All serum metabolite concentrations were analysed in duplicate aliquots using commercially available kits to measure glucose by the glucose oxidase method (Kit TR15321; Thermo Electron Corporation, Waltham, MA, USA; endpoint with an intra-assay CV of 3·0 % and an inter-assay CV of 5·8 %), urea N by the urease method (Kit TR12321; Thermo Electron Corporation; endpoint with an intra-assay CV of 3·6 % and an inter-assay CV of 7·7 %) and NEFA by the acyl-CoA synthetase-acyl-CoA oxidase (ACS-ACOD) method (Wako Chemicals USA, Inc., Richmond, VA, USA; endpoint with an intra-assay CV of 3·2 % and an inter-assay CV of 1·9 %). A handheld ketone sensor (MediSence^®, Precision Xtra™; Abbott Laboratories, Abbott Park, IL, USA) was used to measure serum β-hydroxybutyrate⁽Reference Byrne, Tieszen and Hollis³⁴⁾. Serum insulin concentrations were measured in duplicate by solid-phase ¹²⁵I-Insulin RIA (Coat-a count kit; Diagnostic Products, Inc., Los Angeles, CA, USA). The insulin assay had an intra-assay CV of 8·8 % and an inter-assay CV of 14·3 % with 99 % recovery. Acetate was filtered by centrifugation with a centrifugal filter device for 2 h at 5000 g for deproteinisation (Millipore Centricon^® YM-10 centrifugal device; Millipore Corporation, Burlington, MA, USA). The filtered supernatant was mixed in a 5:1 ratio with 25 % meta-phosphoric acid containing 2 g/l of 2-ethyl butyric acid as an internal standard. Concentrations of acetate were measured by GC (Thermo Trace GC; Thermo Fisher Scientific, West Palm Beach, FL, USA with a capillary column (15 m × 0·53 mm; RESTEK Stalbilwax^®-DA; Bellefonte, PA, USA); temperature ramp 20°C/min from 90°C to 220°C and maintained for 4 min).

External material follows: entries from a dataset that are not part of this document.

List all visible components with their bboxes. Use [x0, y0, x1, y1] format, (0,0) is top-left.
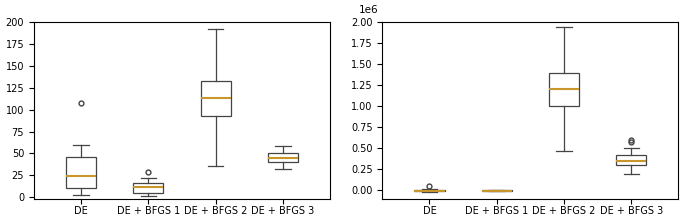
Text: 1e6: 1e6	[358, 5, 378, 15]
PathPatch shape	[133, 183, 163, 193]
PathPatch shape	[415, 190, 445, 191]
PathPatch shape	[616, 155, 646, 165]
PathPatch shape	[200, 81, 231, 116]
PathPatch shape	[66, 157, 96, 188]
PathPatch shape	[482, 190, 512, 191]
PathPatch shape	[549, 73, 579, 106]
PathPatch shape	[268, 153, 298, 162]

Acetate and glucose disappearance, and half-life were estimated for each animal by regression of the logarithmic-transformed metabolite concentrations over time⁽Reference Kaneko^35, Reference Regnault, Oddy and Nancarrow³⁶⁾. Total and incremental (i.e. ignores area beneath baseline values) area under the curve (AUC and IAUC, respectively) was determined for acetate, glucose and insulin concentrations using trapezoidal summation.

Statistical analysis

Data were analysed using the MIXED procedure of the Statistical Analysis Systems statistical software package version 9.1 (SAS Institute, Inc., Cary, NC, USA). A completely randomised block design was used, where a block represented calves born in 2003 and 2004 as follows: calves born in 2003 received metabolic challenges in 2004 and 2005; calves born in 2004 received metabolic challenges in 2005 and 2006. The statistical model included fixed effects of dam winter nutritional treatment (the in utero winter nutritional treatment; ADEQ and MARG), heifer development treatment (100 and 80 %), metabolic challenge (immediately after the heifer development period and when gestating their second calf) and their interactions (i.e. dam winter nutritional treatment × heifer development treatment; dam winter nutritional treatment ×  metabolic challenge; heifer development treatment × metabolic challenge; dam winter nutritional treatment × heifer development treatment × metabolic challenge). Only significant P ≤ 0·05 interactions are reported. The RANDOM statement included heifer within block × heifer treatment × dam treatment. Average daily gain from birth to weaning was calculated and used as a covariate in the model. A total of four heifers each year failed to conceive or calve and were eliminated from the analysis for the second metabolic challenge. Values are expressed as means with standard errors and a P ≤ 0·05 separating means was considered significantly different.